Gartner, Inc. has been circling the globe talking about the technologies that will shape the IT landscape over the next five years. Dubbed the “Gartner Emerging Trends and Technologies Roadshow,” the traveling program was in Australia and China earlier this summer.
The company’s top ten list of trends includes products (and even terms) that are relatively new to the world’s business lexicon, like “web mashup,” “cloud computing,” and “social software.” These and other emerging IT phenomena made the list of “disruptive technologies,” according to Gartner because they “cause a major change in the accepted way of doing things, including business models, processes, revenue streams, industry dynamics and consumer behavior.”
The list for 2008-2012:
- Multicore and hybrid processors
- Virtualization and fabric computing
- Social networks and social software (Provide a platform that encourages participation and feedback from employees and customers)
- Cloud computing and cloud/Web platforms (Enable users to purchase various aggregated third-party computing capabilities/resources on-demand)
- Web mashups (Mix content from publicly available sources into a single dashboard or application)

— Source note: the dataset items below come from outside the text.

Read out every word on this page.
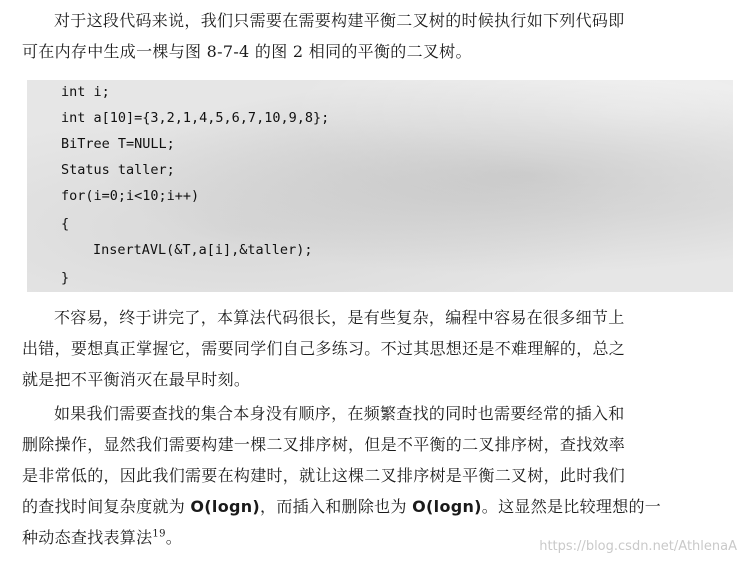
对于这段代码来说，我们只需要在需要构建平衡二叉树的时候执行如下列代码即

可在内存中生成一棵与图 8-7-4 的图 2 相同的平衡的二叉树。

int i;
int a[10]={3,2,1,4,5,6,7,10,9,8};
BiTree T=NULL;
Status taller;
for(i=0;i<10;i++)
{
InsertAVL(&T,a[i],&taller);
}

不容易，终于讲完了，本算法代码很长，是有些复杂，编程中容易在很多细节上

出错，要想真正掌握它，需要同学们自己多练习。不过其思想还是不难理解的，总之

就是把不平衡消灭在最早时刻。

如果我们需要查找的集合本身没有顺序，在频繁查找的同时也需要经常的插入和

删除操作，显然我们需要构建一棵二叉排序树，但是不平衡的二叉排序树，查找效率

是非常低的，因此我们需要在构建时，就让这棵二叉排序树是平衡二叉树，此时我们

的查找时间复杂度就为 O(logn)，而插入和删除也为 O(logn)。这显然是比较理想的一

种动态查找表算法$^{19}$。	https://blog.csdn.net/AthlenaA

- New user interfaces (Present information via devices such as organic, light-emitting displays, digital paper, holographic and 3D imaging and smart fabric)
- Ubiquitous computing
- Contextual computing
- Augmented reality: (Not the 60’s version)
- Semantics
What to do with all this? According to Gartner, CIO’s who hope to survive in this brave new world should act now and “establish a formal mechanism for evaluating emerging trends and technologies, set up virtual teams of their best staff, and give them time to spend researching new ideas and innovations, especially those that are being driven by consumer and Web 2.0 technologies.”